At the end of 1976, things got a bit edgy. Apparently, Jorg Moller and
Pier-Paolo Bianchi had a relationship that exceeded that of their obligations on
the racing track, and Giancarlo Morbidelli, a conservative person, saw this in a
very bad way and fired both on the spot! Bianchi and Moller departed as well as
technician Dionigi to... Benelli Armi. Dionigi also took with him the power
secrets of the 125 and 250cc engines as well as the listing of suppliers. This
started a rift where all relations with Benelli Armi where severed, and the
Morbidelli works bikes went back to be called simply... Morbidelli. The details
of this unsavory events were kept under wrap by Mr. Morbidelli for quite a
while.
The Benelli-Armi machines were immediately re-christened "MBA" and evolved in
1978 with a new mono-shock rear-suspension version as well as a new 250cc bike
of which the engine was a virtual copy of the 1977 Morbidelli. But while the
125cc had things pretty well to its own since Morbidelli had retired from the
class, the 250cc was not even up to the standard of the older Morbidelli and not
until 1982 did it become competitive. Eventually a few years later, the whole
MBA company collapsed in terminal financial troubles. Giancarlo Morbidelli had
his revenge and at the bankruptcy sale, purchased good examples of the 125 and
250 production bikes for his own museum.
The 350-4 and other unconventional
dreams...
The earlier 1973 350cc engine was not at all like the later square-4 500cc. It
was a flat-4 engine facing the road, with a pair of disc valves on top of the
engine, each feeding a pair of cylinders. The engine was mounted in a rather
voluminous frame and clothed with a large fairing reminiscent of that of an H1R
Kawasaki from 1969. The machine never worked well and was abandoned as Moller
was hired to develop a new 125cc that led to new parallel twins in the 250cc and
350cc classes. The machine and unfinished spare engine is now on display at the
new museum located in the former woodworking machinery plant at 33 Via Fermo in
Pesaro, as well as the machine loaned to me for US racing, still wearing its
lay-down shock system worked out by Hurley Wilvert.
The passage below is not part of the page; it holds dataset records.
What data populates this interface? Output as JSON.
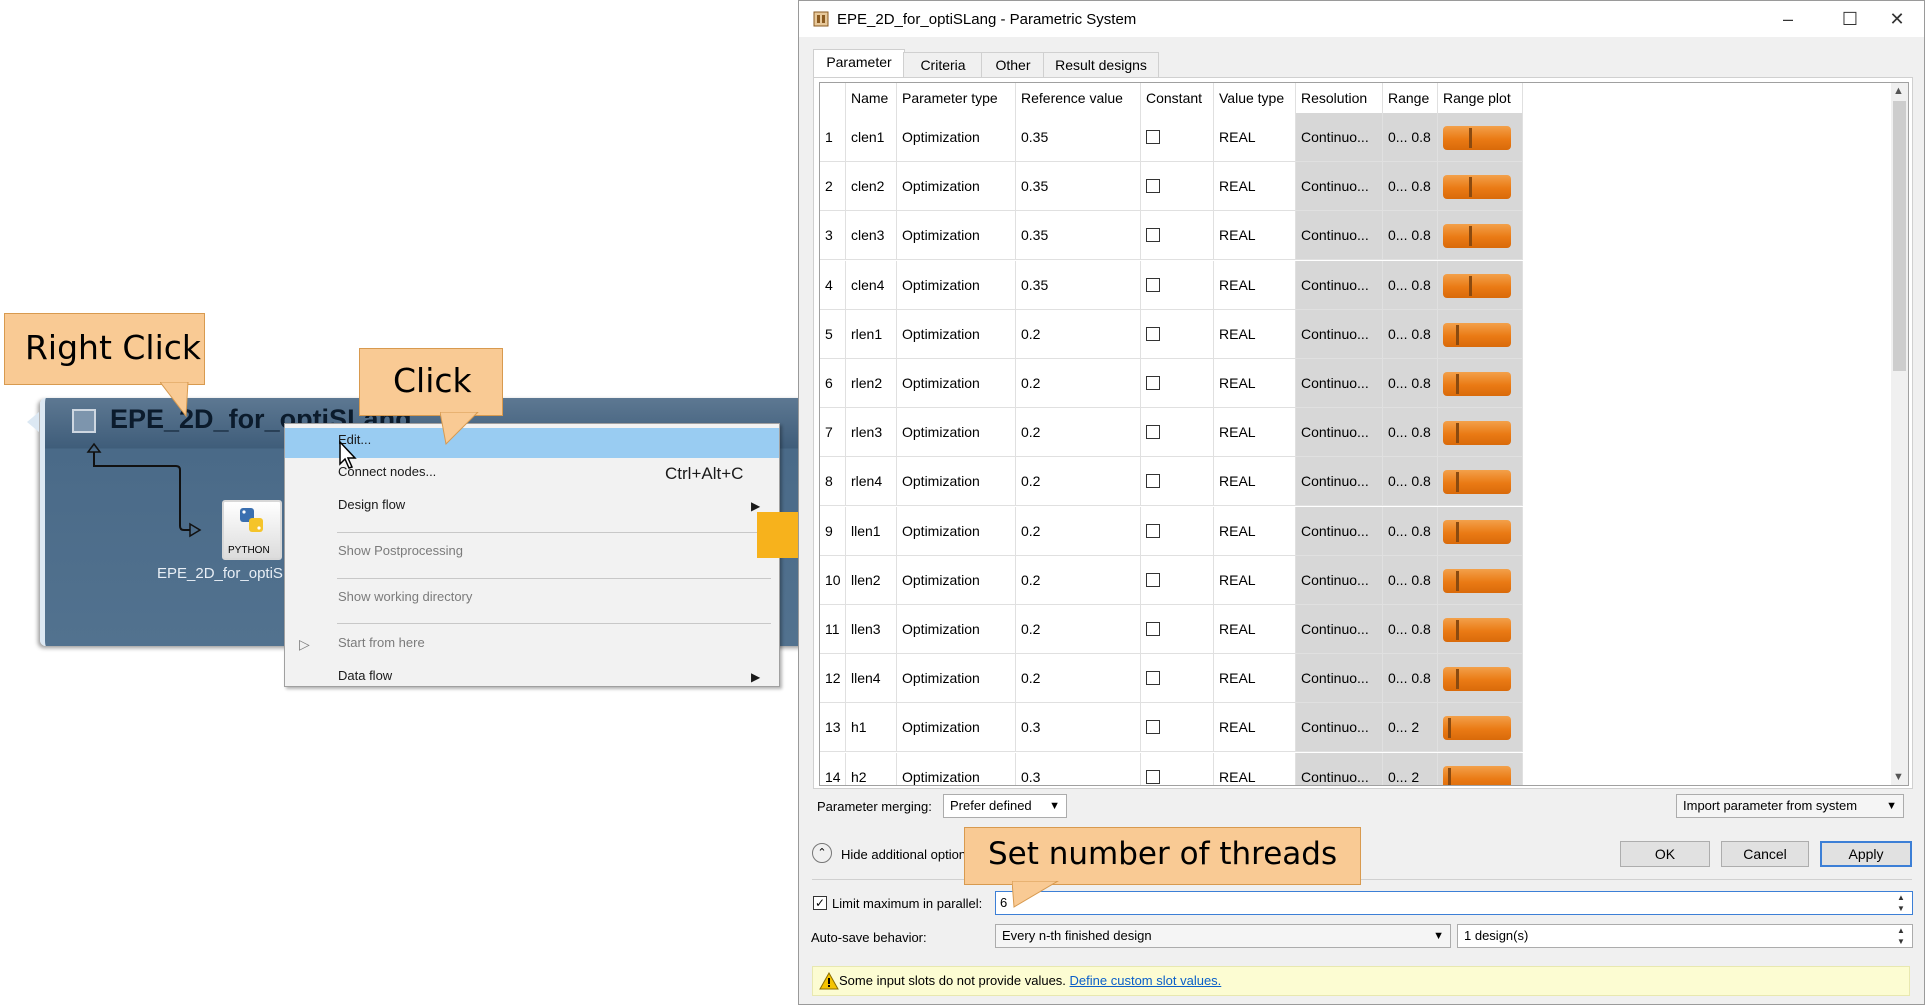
{
  "canvas": {
    "node_title": "EPE_2D_for_optiSLang",
    "sub_label": "EPE_2D_for_optiSL",
    "python_label": "PYTHON"
  },
  "context_menu": {
    "items": [
      {
        "label": "Edit...",
        "shortcut": "",
        "state": "highlighted"
      },
      {
        "label": "Connect nodes...",
        "shortcut": "Ctrl+Alt+C",
        "state": "enabled"
      },
      {
        "label": "Design flow",
        "shortcut": "",
        "state": "enabled",
        "submenu": true
      },
      {
        "label": "Show Postprocessing",
        "shortcut": "",
        "state": "disabled"
      },
      {
        "label": "Show working directory",
        "shortcut": "",
        "state": "disabled"
      },
      {
        "label": "Start from here",
        "shortcut": "",
        "state": "disabled"
      },
      {
        "label": "Data flow",
        "shortcut": "",
        "state": "enabled",
        "submenu": true
      }
    ]
  },
  "callouts": {
    "right_click": "Right Click",
    "click": "Click",
    "threads": "Set number of threads"
  },
  "dialog": {
    "title": "EPE_2D_for_optiSLang - Parametric System",
    "tabs": [
      "Parameter",
      "Criteria",
      "Other",
      "Result designs"
    ],
    "active_tab": "Parameter",
    "columns": [
      "Name",
      "Parameter type",
      "Reference value",
      "Constant",
      "Value type",
      "Resolution",
      "Range",
      "Range plot"
    ],
    "rows": [
      {
        "num": "1",
        "name": "clen1",
        "ptype": "Optimization",
        "ref": "0.35",
        "constant": false,
        "vtype": "REAL",
        "res": "Continuo...",
        "range_lo": "0...",
        "range_hi": "0.8",
        "ref_fraction": 0.4
      },
      {
        "num": "2",
        "name": "clen2",
        "ptype": "Optimization",
        "ref": "0.35",
        "constant": false,
        "vtype": "REAL",
        "res": "Continuo...",
        "range_lo": "0...",
        "range_hi": "0.8",
        "ref_fraction": 0.4
      },
      {
        "num": "3",
        "name": "clen3",
        "ptype": "Optimization",
        "ref": "0.35",
        "constant": false,
        "vtype": "REAL",
        "res": "Continuo...",
        "range_lo": "0...",
        "range_hi": "0.8",
        "ref_fraction": 0.4
      },
      {
        "num": "4",
        "name": "clen4",
        "ptype": "Optimization",
        "ref": "0.35",
        "constant": false,
        "vtype": "REAL",
        "res": "Continuo...",
        "range_lo": "0...",
        "range_hi": "0.8",
        "ref_fraction": 0.4
      },
      {
        "num": "5",
        "name": "rlen1",
        "ptype": "Optimization",
        "ref": "0.2",
        "constant": false,
        "vtype": "REAL",
        "res": "Continuo...",
        "range_lo": "0...",
        "range_hi": "0.8",
        "ref_fraction": 0.2
      },
      {
        "num": "6",
        "name": "rlen2",
        "ptype": "Optimization",
        "ref": "0.2",
        "constant": false,
        "vtype": "REAL",
        "res": "Continuo...",
        "range_lo": "0...",
        "range_hi": "0.8",
        "ref_fraction": 0.2
      },
      {
        "num": "7",
        "name": "rlen3",
        "ptype": "Optimization",
        "ref": "0.2",
        "constant": false,
        "vtype": "REAL",
        "res": "Continuo...",
        "range_lo": "0...",
        "range_hi": "0.8",
        "ref_fraction": 0.2
      },
      {
        "num": "8",
        "name": "rlen4",
        "ptype": "Optimization",
        "ref": "0.2",
        "constant": false,
        "vtype": "REAL",
        "res": "Continuo...",
        "range_lo": "0...",
        "range_hi": "0.8",
        "ref_fraction": 0.2
      },
      {
        "num": "9",
        "name": "llen1",
        "ptype": "Optimization",
        "ref": "0.2",
        "constant": false,
        "vtype": "REAL",
        "res": "Continuo...",
        "range_lo": "0...",
        "range_hi": "0.8",
        "ref_fraction": 0.2
      },
      {
        "num": "10",
        "name": "llen2",
        "ptype": "Optimization",
        "ref": "0.2",
        "constant": false,
        "vtype": "REAL",
        "res": "Continuo...",
        "range_lo": "0...",
        "range_hi": "0.8",
        "ref_fraction": 0.2
      },
      {
        "num": "11",
        "name": "llen3",
        "ptype": "Optimization",
        "ref": "0.2",
        "constant": false,
        "vtype": "REAL",
        "res": "Continuo...",
        "range_lo": "0...",
        "range_hi": "0.8",
        "ref_fraction": 0.2
      },
      {
        "num": "12",
        "name": "llen4",
        "ptype": "Optimization",
        "ref": "0.2",
        "constant": false,
        "vtype": "REAL",
        "res": "Continuo...",
        "range_lo": "0...",
        "range_hi": "0.8",
        "ref_fraction": 0.2
      },
      {
        "num": "13",
        "name": "h1",
        "ptype": "Optimization",
        "ref": "0.3",
        "constant": false,
        "vtype": "REAL",
        "res": "Continuo...",
        "range_lo": "0...",
        "range_hi": "2",
        "ref_fraction": 0.08
      },
      {
        "num": "14",
        "name": "h2",
        "ptype": "Optimization",
        "ref": "0.3",
        "constant": false,
        "vtype": "REAL",
        "res": "Continuo...",
        "range_lo": "0...",
        "range_hi": "2",
        "ref_fraction": 0.08
      }
    ],
    "parameter_merging_label": "Parameter merging:",
    "parameter_merging_value": "Prefer defined",
    "import_button": "Import parameter from system",
    "hide_options_label": "Hide additional options",
    "ok_button": "OK",
    "cancel_button": "Cancel",
    "apply_button": "Apply",
    "limit_parallel_label": "Limit maximum in parallel:",
    "limit_parallel_checked": true,
    "limit_parallel_value": "6",
    "autosave_label": "Auto-save behavior:",
    "autosave_value": "Every n-th finished design",
    "autosave_count": "1 design(s)",
    "warning_text": "Some input slots do not provide values.",
    "warning_link": "Define custom slot values."
  },
  "colors": {
    "range_bar": "#ea7a14",
    "highlight": "#99ccf2",
    "callout": "#f9ca94",
    "arrow": "#f7b21c"
  }
}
Enzo Ferrari and Giancarlo Morbidelli were very good friends. Indeed, the
crankcases of most of the Morbidelli racing engines were cast by... Ferrari, as
a gesture between friends. There is also talent in Giancarlo's son: who is to
forget that when Alain Prost refused to get in the F1 car at the Australian GP
because of the awful weather conditions, Gianni Morbidelli was asked to take
over the car and promptly finished second to Senna in the torrential rain.
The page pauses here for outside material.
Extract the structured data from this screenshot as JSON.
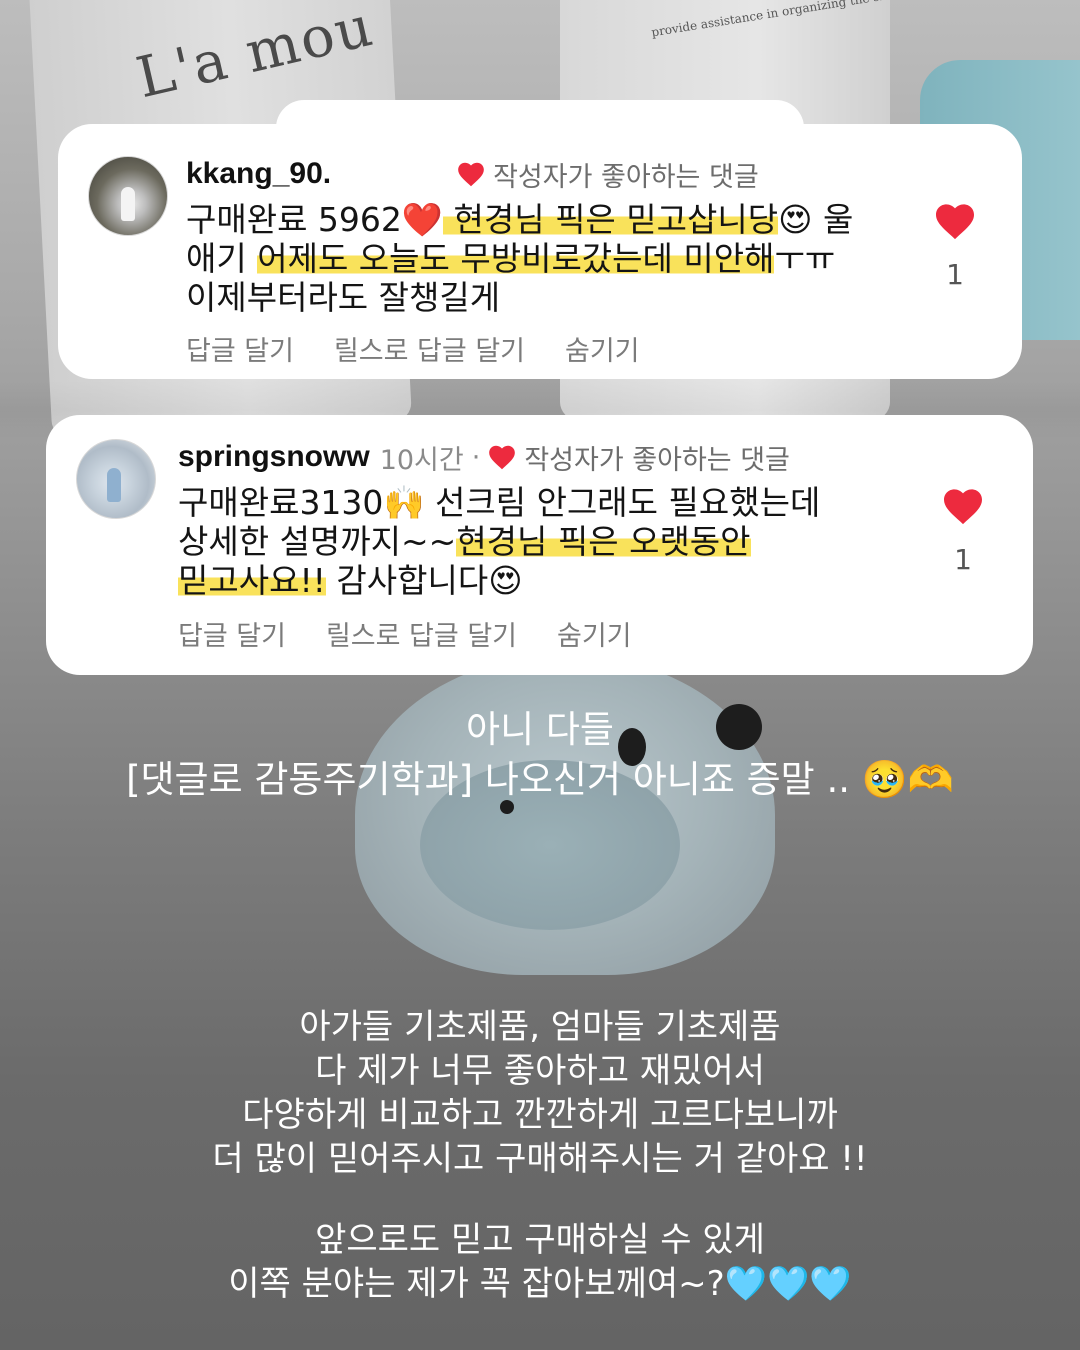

Just before the end of the F2 series in 1984, Ferrari and Morbidelli were
working on a very secret project: a reed-valve, fuel injected 2-stroke V6
Formula 2 engine. At that time, the best F2, 2-liter 4-stroke engines were
cranking about 325HP. Morbidelli built a 2-liter V6 that could easily and lazily
develop 400HP, only 200BHP per liter when the best 2-stroke engines could do
300BHP/liter for similar single-cylinder displacement. The thing was built but
before it could even be started, the FIA killed the F2 and replaced it by F3000.
Think of the giant killer it could have been: the engine weighed only 1/2 of a
conventional 4-stroke job, had a potential of at least 75 more caballos and fuel
consumption was only 25% more, requiring carrying a bit more fuel but nowhere
near as much as to negate the advantage.
The engine is also on display at the Morbidelli Museum.
Morbidelli also has tons of great ideas such as segment-valve designs,
camshaft-less engines and tons of very creative ideas that COULD be made to
work, and better than what we are accustomed. As a self-made millionaire, here
is a guy who really earned it by having an open mind.